Out of curiosity, I took the Natural Cycles quiz about whether this contraceptive was “right” for me. It shouldn’t be, as I have polycystic ovary syndrome (PCOS) and am terrible at taking my medication every day, let alone my temperature before I get out of bed. Instead, my quiz results gently asked if I could consider changing my routine. It said that my current method of birth control — the NuvaRing — was hormone-based and asked if I had noticed any side effects. It proceeded to say Natural Cycles was hormone-free and just as effective as the ring. My results also said my PCOS, which means I have highly irregular and infrequent cycles, wouldn’t impact the app’s efficacy — just that I might be told to not have sex on more frequently until the algorithm “got to know me.” This is subtly manipulative, and of course, designed to convince me to give Natural Cycles a try. If the quiz were designed with my health in mind, it should’ve told me that I wasn’t a great candidate, detailed the reasons why, and encouraged me to consult a doctor before making any decision.

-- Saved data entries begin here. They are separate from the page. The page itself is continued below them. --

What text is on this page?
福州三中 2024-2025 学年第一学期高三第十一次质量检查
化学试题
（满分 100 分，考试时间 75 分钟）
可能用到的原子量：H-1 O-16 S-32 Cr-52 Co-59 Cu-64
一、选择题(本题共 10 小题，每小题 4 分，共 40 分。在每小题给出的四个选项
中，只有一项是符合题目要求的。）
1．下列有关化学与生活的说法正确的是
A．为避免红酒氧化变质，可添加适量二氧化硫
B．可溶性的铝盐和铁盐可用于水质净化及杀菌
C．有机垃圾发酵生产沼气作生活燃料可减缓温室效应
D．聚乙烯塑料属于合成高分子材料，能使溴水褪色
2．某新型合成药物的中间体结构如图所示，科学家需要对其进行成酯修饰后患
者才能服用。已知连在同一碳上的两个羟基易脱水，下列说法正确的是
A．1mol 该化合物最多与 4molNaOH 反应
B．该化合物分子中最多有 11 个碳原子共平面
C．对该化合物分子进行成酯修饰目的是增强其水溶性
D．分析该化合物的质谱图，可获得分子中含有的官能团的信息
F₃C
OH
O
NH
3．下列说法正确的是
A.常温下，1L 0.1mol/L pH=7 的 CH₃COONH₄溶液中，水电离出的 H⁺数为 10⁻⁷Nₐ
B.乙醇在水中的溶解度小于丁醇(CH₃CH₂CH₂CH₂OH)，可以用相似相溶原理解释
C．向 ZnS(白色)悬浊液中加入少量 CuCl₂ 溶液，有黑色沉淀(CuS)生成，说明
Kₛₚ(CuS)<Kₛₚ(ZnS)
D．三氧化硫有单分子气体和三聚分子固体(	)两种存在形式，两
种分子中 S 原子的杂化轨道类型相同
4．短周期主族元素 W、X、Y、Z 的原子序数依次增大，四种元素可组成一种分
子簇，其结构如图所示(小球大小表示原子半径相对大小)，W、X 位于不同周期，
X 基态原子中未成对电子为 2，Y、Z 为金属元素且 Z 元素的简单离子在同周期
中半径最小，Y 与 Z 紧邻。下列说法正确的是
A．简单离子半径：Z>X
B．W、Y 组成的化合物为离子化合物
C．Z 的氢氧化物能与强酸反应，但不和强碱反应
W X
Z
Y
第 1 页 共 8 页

Instead, my quiz results contradicted every conversation I’ve ever had with my gynecologist and doctor. Because I have PCOS, my doctor advised that I should be on a hormonal contraceptive if I wanted regular periods, and then took the time to figure out which method would work best for me. She answered all my questions and walked me through the pros and cons of each. In an ideal world, every woman seeking birth control would have this conversation with a medical professional to make an educated choice about what was best for her health — not a company’s bottom line. These are absolutely not conversations that should be skipped because it’s more convenient to download an app. What’s worse is that you’re most likely to see ads for Natural Cycles from influencers and on social media sites frequented by younger users — users who may be more tempted to fudge their age in order to get access to “birth control” without parental knowledge.

There’s nothing wrong with Natural Cycles or Clue using FAM to help couples who want to be pregnant. There wouldn’t be any controversy if they marketed their products as fertility app. But considering the risks that unwanted pregnancy poses, the FDA should re-examine what it considers “low risk.” In the meantime, prescription-free birth control apps shouldn’t be a thing.